Въ воображеніи ея мелькнула красивая фигура стройнаго, бойкаго Леонтія; она сравнила его съ неказистой, нестатной фигурой тихаго и робкаго Глѣба Кириловича и опять подумала:

«Хорошъ-то хорошъ Леонтій, да чертъ-ли мнѣ въ немъ, ежели онъ на всю зиму до весны уѣдетъ въ деревню! Кабы любилъ, не уѣхалъ-бы. Кой-какъ-то-бы перебились зиму и въ городѣ на поденной работѣ. Въ городѣ-бы можно было жить. Въ деревню своему отцу онъ могъ-бы послать денегъ и откупиться. А то жди до весны. До весны много воды утечетъ. Да еще пріѣдетъ-ли весной-то? Кабы любилъ, то остался-бы со мной».

За воротами Дуньку уже поджидалъ Глѣбъ Кириловичъ. Не безъ сердечнаго трепета подошелъ онъ къ ней и шепнулъ:.

— Все готово. Угощенія всякаго я купилъ и спряталъ на задахъ подъ кустикомъ. Тамъ и пиво, тамъ и закуски. Идите тихимъ манеромъ на зады въ олешникъ, чтобы народъ не замѣтилъ, а я за вами слѣдомъ.

— Ладно. А только ни у кого ничего я не украла, чтобы мнѣ крадучись идти, отвѣчала Дунька.

— Да вѣдь другіе сзади навяжутся и будетъ уже не тотъ интересъ, коли ежели въ компаніи. Мое мечтаніе, Дунечка, чтобы быть съ вами наединѣ, глазъ на глазъ.

Дунька не возражала, вошла въ ворота завода и потихоньку стала пробираться на зады. Глѣбъ Кириловичъ обождалъ немного и, посвистывая, незамѣтно пошелъ сзади. За шатрами въ ольховой заросли онъ нагналъ Дуньку. Она взглянула на него и улыбнулась.

— Ну, гдѣ-же мы присядемъ? спросила она.

— Дальше, дальше пойдемте, а то здѣсь много заводскихъ шляется. Я, Дунечка, цѣлый господскій обѣдъ приготовилъ и только развѣ хлебова нѣтъ. Вотъ тутъ у меня въ кустахъ мѣшочекъ, сказалъ

Глѣбъ Кириловичъ и вытащилъ изъ кустовъ ситцевую наволочку, грузно наполненную чѣмъ-то.

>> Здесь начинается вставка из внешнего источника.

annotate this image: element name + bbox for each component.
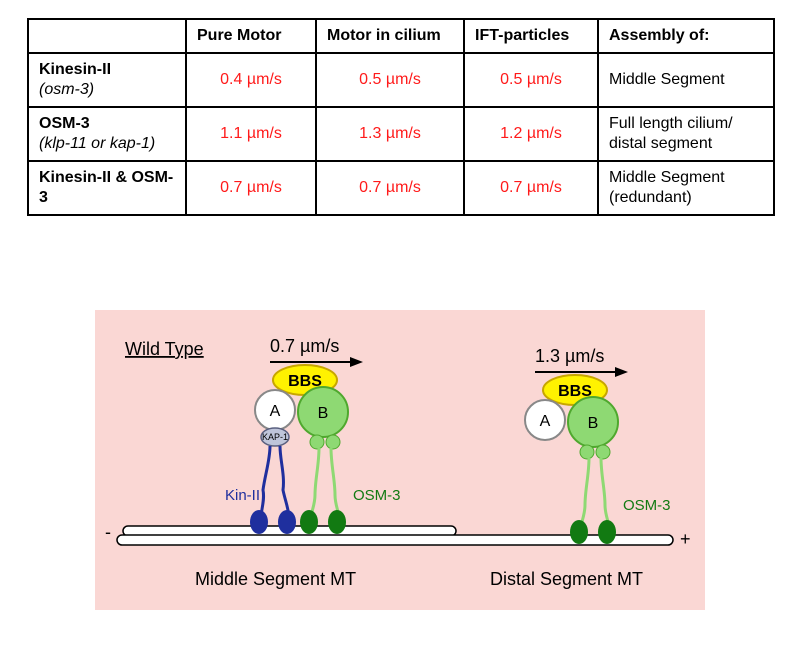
plus-end: +: [680, 529, 691, 549]
table-row: Kinesin-II & OSM-3 0.7 µm/s 0.7 µm/s 0.7…: [28, 161, 774, 215]
b-label-r: B: [588, 415, 599, 432]
middle-seg-label: Middle Segment MT: [195, 569, 356, 589]
row-label: Kinesin-II (osm-3): [28, 53, 186, 107]
col-header-assembly: Assembly of:: [598, 19, 774, 53]
middle-speed-label: 0.7 µm/s: [270, 336, 339, 356]
distal-seg-label: Distal Segment MT: [490, 569, 643, 589]
row-label-main: OSM-3: [39, 114, 175, 134]
cell-pure: 1.1 µm/s: [186, 107, 316, 161]
cell-ift: 0.7 µm/s: [464, 161, 598, 215]
row-label-main: Kinesin-II: [39, 60, 175, 80]
ift-diagram: Wild Type 0.7 µm/s 1.3 µm/s - + Middle S…: [95, 310, 705, 610]
col-header-ift: IFT-particles: [464, 19, 598, 53]
minus-end: -: [105, 522, 111, 542]
cell-cilium: 0.5 µm/s: [316, 53, 464, 107]
cell-assembly: Middle Segment (redundant): [598, 161, 774, 215]
col-header-cilium: Motor in cilium: [316, 19, 464, 53]
table-row: Kinesin-II (osm-3) 0.4 µm/s 0.5 µm/s 0.5…: [28, 53, 774, 107]
cell-cilium: 1.3 µm/s: [316, 107, 464, 161]
cell-pure: 0.7 µm/s: [186, 161, 316, 215]
osm3-label-right: OSM-3: [623, 497, 671, 514]
b-label: B: [318, 405, 329, 422]
cell-assembly: Full length cilium/ distal segment: [598, 107, 774, 161]
col-header-pure: Pure Motor: [186, 19, 316, 53]
cell-ift: 1.2 µm/s: [464, 107, 598, 161]
cell-cilium: 0.7 µm/s: [316, 161, 464, 215]
osm3-label-left: OSM-3: [353, 487, 401, 504]
a-label: A: [270, 403, 281, 420]
row-label: Kinesin-II & OSM-3: [28, 161, 186, 215]
a-label-r: A: [540, 413, 551, 430]
mt-lower: [117, 535, 673, 545]
kap1-label: KAP-1: [262, 432, 288, 442]
distal-speed-label: 1.3 µm/s: [535, 346, 604, 366]
cell-ift: 0.5 µm/s: [464, 53, 598, 107]
col-header-blank: [28, 19, 186, 53]
row-label-main: Kinesin-II & OSM-3: [39, 168, 175, 208]
row-label-sub: (osm-3): [39, 80, 175, 100]
motor-speed-table: Pure Motor Motor in cilium IFT-particles…: [27, 18, 773, 216]
row-label: OSM-3 (klp-11 or kap-1): [28, 107, 186, 161]
data-table: Pure Motor Motor in cilium IFT-particles…: [27, 18, 775, 216]
cell-pure: 0.4 µm/s: [186, 53, 316, 107]
row-label-sub: (klp-11 or kap-1): [39, 134, 175, 154]
wild-type-label: Wild Type: [125, 339, 204, 359]
kin2-label: Kin-II: [225, 487, 260, 504]
table-row: OSM-3 (klp-11 or kap-1) 1.1 µm/s 1.3 µm/…: [28, 107, 774, 161]
cell-assembly: Middle Segment: [598, 53, 774, 107]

Что-то звякнуло въ наволочкѣ.

— Пива у меня тутъ двѣ пары въ сѣнѣ. Какъ-бы не разбить, прибавилъ онъ.

— Выньте пиво-то. Я въ рукахъ понесу, предложила Дунька.

— А и то дѣло. Берите-ка.

Вскорѣ они выбрали полянку между кустовъ и расположились. Глѣбъ Кириловичъ сталъ вынимать изъ наволочки съѣстные припасы и раскладывать ихъ на траву. Тутъ были и огурцы, и яйца, и колбаса, завернутая въ сѣрую бумагу, ветчина, копченая ряпушка, хлѣбъ, ватрушка съ брусничнымъ вареньемъ и тюрикъ съ черникой.

— Господи! Да гдѣ это вы все набрали! воскликнула Дунька.

— Кушайте на здоровье, самодовольно улыбаясь, отвѣчалъ Глѣбъ Кириловичъ и прибавилъ: «Это еще не все» и, опустя руку въ наволочку, вынулъ оттуда двѣ жестянки. — Карамельки и монпасье. Это можете съ собой взять и подругъ угостить. А вотъ тутъ въ двухъ тюрикахъ мятные пряники, мармеладъ.